Epiphany 3 January 23, 2011

Isaiah 9:1-4                                                                          

1 Corinthians 1:1-9                                                             

Matthew 4:12-23

I was talking with a friend who goes to an Episcopal church in Washington, D.C. He grew up a Baptist and has respect for that tradition, but he’s long been an Episcopalian and a very serious one. “I don’t understand why everyone doesn’t go to church, and especially Episcopal churches like mine and yours,” he said to me. “The words are beautiful, the music is beautiful; it’s the time each week I connect with God.”

“Well,” I responded, “it’s easier for me to list the reasons people don’t come to church than the reasons they do.” And I quickly gave him a dozen “don’t come to church reasons” off the top of my head: the competition of other activities, families where one parent doesn’t want to go, families where the kids are with their other parent every other weekend, the negative image churches and religion have in the media, bad experiences with churches in the past . . . and so forth.
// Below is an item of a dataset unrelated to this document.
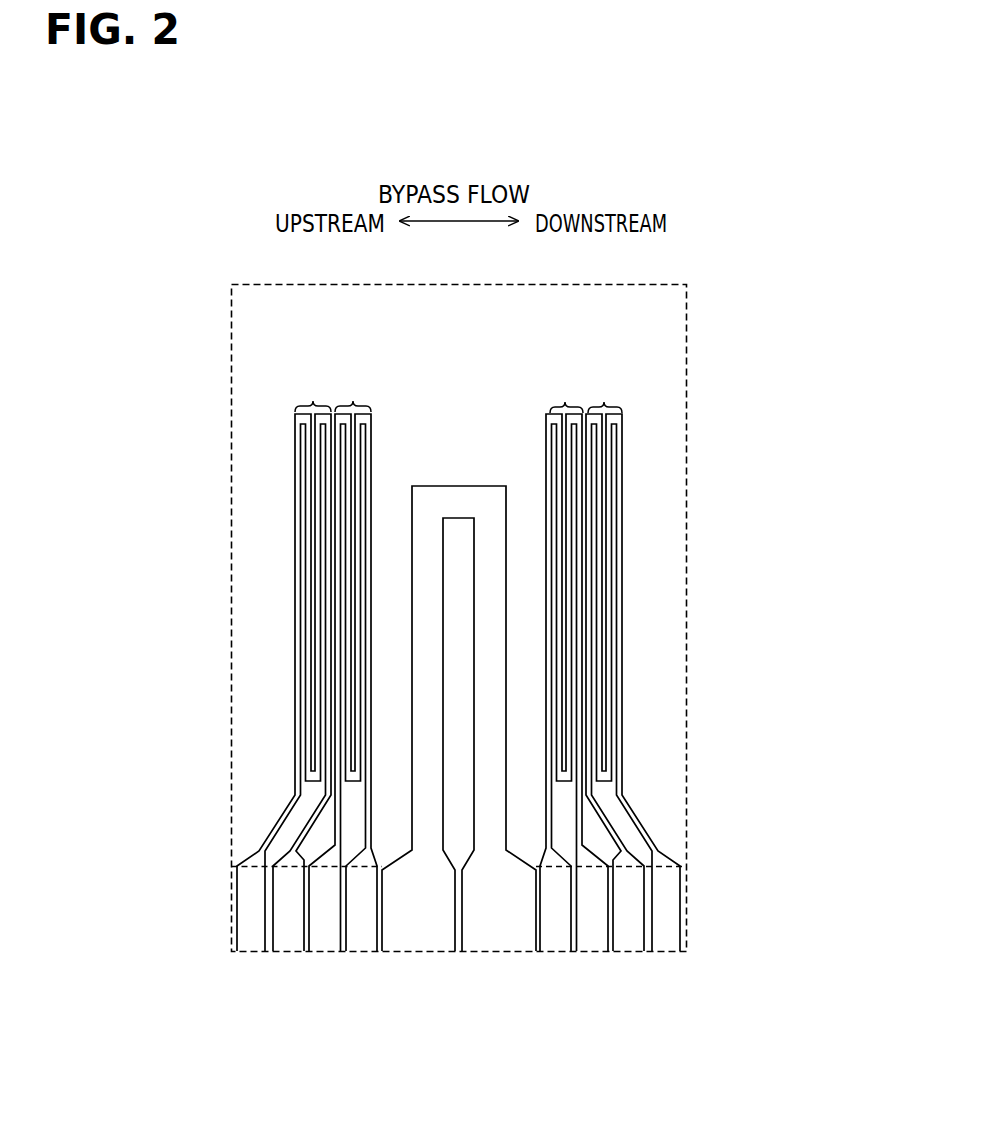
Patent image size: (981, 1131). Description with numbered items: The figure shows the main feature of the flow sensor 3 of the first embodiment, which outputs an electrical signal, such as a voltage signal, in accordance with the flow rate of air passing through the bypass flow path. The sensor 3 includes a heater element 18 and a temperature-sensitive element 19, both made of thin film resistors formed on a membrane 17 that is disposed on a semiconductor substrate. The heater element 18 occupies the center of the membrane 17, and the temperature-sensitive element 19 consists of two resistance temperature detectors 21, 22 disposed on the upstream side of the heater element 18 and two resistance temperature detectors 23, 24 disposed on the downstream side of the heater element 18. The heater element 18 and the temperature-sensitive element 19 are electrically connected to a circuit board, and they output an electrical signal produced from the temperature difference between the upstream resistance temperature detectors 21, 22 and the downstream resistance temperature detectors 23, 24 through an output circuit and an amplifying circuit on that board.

Really, when you think of all these reasons, that anyone comes to church here at Holy Cross on a Sunday morning, that we manage to keep this congregation alive and vital, is a miracle, given all the forces ranged against us.

It set me thinking, this conversation with my friend, about why I myself come to church; why even after I retire and am not paid to come, and have to go to a church that won’t be as close to what I personally love as this one is – why even then I will go to church every Sunday, pretty much no matter what. And the answer, for me as I thought about it, is really very simple:  I come to be with Jesus. I’m like those fishermen in the gospel reading this morning, to whom Jesus said, “Follow me.” It’s as simple as that. I long ago made the commitment, really out of desperation, to follow Jesus, to try to be with him.


Life, you see, when we stop and think about it, is overwhelming, beyond our control, beyond even our understanding. I think it’s always been that way, we just have our own particular version of its overwhelmingness now. All the issues that divide us, the crises in the news – they’re pieces of this overwhelmingness. And closer to home, our jobs, our children’s futures, the security of our retirement, our health – they’re all full of uncertainty, for me, for you, for everybody. We try to put things together, little pieces of our lives, and we succeed in part, for awhile. But in the end there’s always this overwhelmingness.

 There’s an old hymn that goes,

Jesus calls us; o’er the tumult

of our life’s wild, restless sea,

day by day his clear voice soundeth,

saying, “Christian, follow me”;


as, of old, Saint Andrew heard it

by the Galilean lake,

turned from home and toil and kindred,

leaving all for his dear sake.

We need, all of us, some “clear voice” above the tumult of our lives. We need a center point, a lodestar, something above and beyond, to give direction and meaning to our lives. Without it, we fragment and disintegrate: we turn to alcohol or drugs or other addictions, retreat into ideological bunkers fueled by talk radio and cable television, try to sooth ourselves by amassing possessions or the pursuit of money and status. But all of these things in the end only make the tumult, the overwhelmingness, worse. At least for me.

So I come, Sunday by Sunday, to be with Jesus. It’s never perfect; it wasn’t for the disciples. It’s a seeking, a journey, a “follow me” lifelong commitment. Jesus isn’t only at church, of course. But church provides the basis that allows us to find him elsewhere. Jesus is God: which means that in looking at him I see what the invisible God, God the Father, is like. In Jesus I see that God is the continuing force of creation, God is forgiveness, God is a God of promise and commitment. Jesus is also human: which means that in looking at him I see who I am, who I am meant and called to be. I too am part of God’s creation, I too am called to be forgiving, I too am meant to keep the promises of baptism and to live a life of commitment to God and service to others.

It was all of this that lay behind that call of the first disciples, so long ago on the shores of the Lake of Galilee. All of this that lies behind the call of Jesus to me and to you today. Jesus calls us out of our isolation as individuals. He calls us into community, into communion. It was Andrew and Peter, James and John, the Twelve together and then the Church, never isolated individuals. You can’t be a Christian alone. So we are brought here together, people of different opinions, linked through our apostolicity – that thing the Episcopal Church is so proud of, but sometimes so quick to ignore when it’s inconvenient – linked with other “called” people around the globe and through the ages. Jesus is never just “my” Jesus. Jesus is always “our” Jesus.

So all of this is stuff to think about, this Sunday when we have our Annual Parish Meeting. As I said, building a congregation in a time and place like this, keeping it vital, striving for real holiness in its life – it’s not easy. The transition in ministry that lies ahead – it’s a challenge. But we do it because we need to be with Jesus, because he “calls us o’er the tumult”; because without Jesus, our lives would be lost.

God bless us all. God bless Holy Cross.